I’m going to keep an online public log of my PhD activities from now on. I’ll document major game design decisions, research done, etc.
Today I had a quick look at the game Elegy for a Dead World, which I picked up cheaply as part of a Humble Bundle. There’s something in it that intrigues me – in my serious game, I expect my main protagonist (a freelance investigative journalist) will “write” weekly articles for a magazine. In the Elegy game, the player does literally write some of the words. Can I incorporate that kind of mechanic into the game? Or will the words in my game be predetermined and more like jigsaw pieces. Just more food for thought.
In practical terms, I’ve started to think about some proper text for the objects and articles in my game. I added the following to a cola can based on information from the WADA website:
Cola contains caffeine, which is a stimulant. According to the 2016 WADA Monitoring Program, it is not a banned substance, but one which is being monitored by WADA to determine if it being misused overall.
This means that athletes can use it, but WADA may add it to the list of banned in-competition substances if it is being abused.
The World Anti-Doping Code (Article 4.5) states: “WADA, in consultation with Signatories and governments, shall establish a monitoring program regarding substances which are not on the Prohibited List, but which WADA wishes to monitor in order to detect patterns of misuse in sport.”
I suppose it is educational, fulfilling one goal of the game, which is to transfer knowledge about the rules and regulations of doping… but it’s a bit expository or “tell not show”. Would it sink in with the player? Some pre- and post-testing of the players’ knowledge would of course determine that.

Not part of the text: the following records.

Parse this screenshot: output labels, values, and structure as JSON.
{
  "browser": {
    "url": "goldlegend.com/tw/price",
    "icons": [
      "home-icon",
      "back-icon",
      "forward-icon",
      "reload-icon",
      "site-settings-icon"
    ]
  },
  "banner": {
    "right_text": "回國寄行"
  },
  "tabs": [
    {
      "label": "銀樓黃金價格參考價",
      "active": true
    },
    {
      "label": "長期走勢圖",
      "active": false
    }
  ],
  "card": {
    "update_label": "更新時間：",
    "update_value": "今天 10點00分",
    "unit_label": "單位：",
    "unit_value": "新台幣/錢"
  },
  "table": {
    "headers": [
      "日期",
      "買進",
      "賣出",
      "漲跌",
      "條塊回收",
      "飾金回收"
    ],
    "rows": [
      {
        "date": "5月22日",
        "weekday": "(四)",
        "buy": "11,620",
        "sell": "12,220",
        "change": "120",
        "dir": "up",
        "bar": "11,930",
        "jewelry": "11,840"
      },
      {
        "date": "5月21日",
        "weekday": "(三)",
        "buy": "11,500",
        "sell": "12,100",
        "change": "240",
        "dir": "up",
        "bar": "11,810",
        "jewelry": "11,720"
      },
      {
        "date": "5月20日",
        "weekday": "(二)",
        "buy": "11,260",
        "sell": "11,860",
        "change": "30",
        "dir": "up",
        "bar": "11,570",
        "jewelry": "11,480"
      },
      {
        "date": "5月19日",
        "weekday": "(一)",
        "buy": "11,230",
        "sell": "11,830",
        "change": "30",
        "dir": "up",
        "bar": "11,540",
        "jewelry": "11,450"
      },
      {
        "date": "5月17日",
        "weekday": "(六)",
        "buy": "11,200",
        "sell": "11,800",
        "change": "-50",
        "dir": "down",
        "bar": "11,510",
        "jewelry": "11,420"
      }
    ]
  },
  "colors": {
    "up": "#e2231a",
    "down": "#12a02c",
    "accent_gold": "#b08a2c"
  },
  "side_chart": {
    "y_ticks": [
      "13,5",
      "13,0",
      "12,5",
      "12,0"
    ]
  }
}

I also added a newspaper article (player “examines” newspapers and magazines left lying around in the game):
Eddie Gorman joins the Pantheon of great runners, timing his late kick to perfection as he captures a rare World Championship gold medal for Ireland.
Written off by many as over the hill and by others as a nearly man, Gorman confounded his critics with a run of such assured tactical brilliance that it would make Sun Tzu look positively unprepared.
“I always knew I had it in me. I just needed to prove it on the big stage. And I did!” said a jubilant Gorman, in the full knowledge that a party awaits on his arrival home in Tullamore next Tuesday.
These articles are a backstory device showing, in this case, the rise and fall of an athlete. Reading some of the articles will trigger questions to ask the NPCs (non-player characters) in the game.